Michelle McGrane is featuring her verse today over at Peony Moon. There's an excellent selection up, giving an enticing flavour of the delights to be found inside If We Could Speak Like Wolves. It will be worthwhile following Kim Moore's poetic progress closely over the next few years. I'm intrigued as to just what avenues she might explore.

Wednesday, 13 February 2013

Spain in a mess

This blog rarely enters the dodgy realm of politics, but I just can't ignore the current situation in Spain. The national picture is perhaps best summed up by a recent BBC article on how corruption is rife at all levels of society. It's very much worth a read and you can find it here.

The story in Extremadura, however, is even bleaker. Down here in Spain's poorest region, all the national problems do exist, but they are also compounded. On a nationwide basis, the housing boom has come to an abrupt halt, waiting for an economic revival. Nevertheless, in Extremadura, that revival is inconceivable to us on the ground. The boom was fuelled by E.U. subsidies that have inevitably run out and are being diverted to other member states. We're now left with the ruins of a house of cards and few resources to rebuild the local economy on a stable basis.

There's a whole lost generation in the area, men in their thirties and forties without education who worked on building sites and made a lot of money a few years ago. Those few years seem a long way off! People have been surviving on their savings and their parents' pensions, but the endgame is now stepping up a gear. Row after row of boarded-up shops line the town centre of Almendralejo and units are for sale throughout the industrial estate, yet this is just the start. The problem's now gone beyond bickering politics, as the very fabric of Extremaduran society is starting to come asunder. I shudder to think what the next few months may bring.

Tuesday, 5 February 2013

Lydia Fulleylove

Lydia Fulleylove first came to my attention when her poem Night Drive was shortlisted for the 2010 Forward Prize. It was the Saturday poem in The Guardian on 25th September that same year and you can read it here. Night Drive is an exceptional piece, one of those rare poems that manage to carve themselves into your memory forever. Fulleylove's use of language is all the more intense for its restraint.

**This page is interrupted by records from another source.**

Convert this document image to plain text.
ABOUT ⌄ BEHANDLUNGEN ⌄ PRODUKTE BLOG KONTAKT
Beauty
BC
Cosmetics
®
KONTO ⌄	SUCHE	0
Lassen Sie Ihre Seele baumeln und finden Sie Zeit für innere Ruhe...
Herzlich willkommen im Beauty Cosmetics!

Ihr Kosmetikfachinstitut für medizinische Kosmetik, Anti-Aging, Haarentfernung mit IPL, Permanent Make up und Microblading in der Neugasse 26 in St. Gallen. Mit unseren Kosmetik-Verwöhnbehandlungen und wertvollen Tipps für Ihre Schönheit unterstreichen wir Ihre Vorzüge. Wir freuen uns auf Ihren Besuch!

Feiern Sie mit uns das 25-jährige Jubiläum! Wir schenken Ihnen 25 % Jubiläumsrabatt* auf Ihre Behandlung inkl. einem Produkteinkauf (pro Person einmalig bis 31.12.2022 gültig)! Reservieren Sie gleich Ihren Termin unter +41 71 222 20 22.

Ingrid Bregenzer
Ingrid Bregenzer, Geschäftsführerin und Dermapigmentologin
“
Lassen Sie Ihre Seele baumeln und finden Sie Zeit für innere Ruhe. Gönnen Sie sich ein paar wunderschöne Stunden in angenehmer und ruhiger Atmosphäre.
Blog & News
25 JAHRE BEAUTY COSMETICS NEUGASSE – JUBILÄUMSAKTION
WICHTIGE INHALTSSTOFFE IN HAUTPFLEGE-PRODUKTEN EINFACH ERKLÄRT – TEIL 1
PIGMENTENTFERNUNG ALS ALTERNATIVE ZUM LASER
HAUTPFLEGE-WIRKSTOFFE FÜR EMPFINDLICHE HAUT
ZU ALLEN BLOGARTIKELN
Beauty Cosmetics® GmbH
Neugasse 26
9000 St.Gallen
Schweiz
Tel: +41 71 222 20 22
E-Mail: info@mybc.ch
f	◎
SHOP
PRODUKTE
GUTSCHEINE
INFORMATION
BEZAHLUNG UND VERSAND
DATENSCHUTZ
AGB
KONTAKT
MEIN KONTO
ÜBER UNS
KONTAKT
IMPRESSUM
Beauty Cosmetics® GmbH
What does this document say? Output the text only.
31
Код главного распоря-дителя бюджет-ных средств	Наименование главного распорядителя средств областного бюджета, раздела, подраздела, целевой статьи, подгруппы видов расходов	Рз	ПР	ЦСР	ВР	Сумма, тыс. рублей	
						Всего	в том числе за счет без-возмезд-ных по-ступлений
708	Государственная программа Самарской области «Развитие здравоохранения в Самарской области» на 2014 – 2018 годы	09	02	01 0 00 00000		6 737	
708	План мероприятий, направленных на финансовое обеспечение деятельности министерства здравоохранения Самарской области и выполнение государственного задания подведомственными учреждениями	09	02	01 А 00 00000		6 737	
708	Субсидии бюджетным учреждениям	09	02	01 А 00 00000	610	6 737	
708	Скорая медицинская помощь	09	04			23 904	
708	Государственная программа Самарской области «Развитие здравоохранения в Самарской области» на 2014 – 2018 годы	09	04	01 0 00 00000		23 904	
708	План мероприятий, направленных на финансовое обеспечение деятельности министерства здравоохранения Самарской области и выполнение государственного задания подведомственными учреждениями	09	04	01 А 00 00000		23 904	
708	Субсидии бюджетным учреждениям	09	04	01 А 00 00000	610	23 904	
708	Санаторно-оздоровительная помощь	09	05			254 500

However, she's far more than a one-hit wonder. Fulleylove published a pamphlet, titled Notes on Land and Sea, with HappenStance Press in 2011, and her collection shows just how important the sea around the Isle of Wight (where she lives) is to her poetry. What's more, her experience in working as a tutor on creative writing projects in prisons, schools,etc, also shows through, as in her poem Visit, which you can read on her website here. It evokes an inmate's longing for the sea, and it really struck home with this reader.

In the context of the respect I have for her work, I was delighted when Lydia Fulleylove approached me last year with the suggestion that we do a reading together. I'll be travelling over to the U.K. later on this month to read alongside her at Tongues & Grooves in Portsmouth (see here for more details). Suffice to say, I'm very much looking forward to seeing and hearing her make those terrific poems come to life!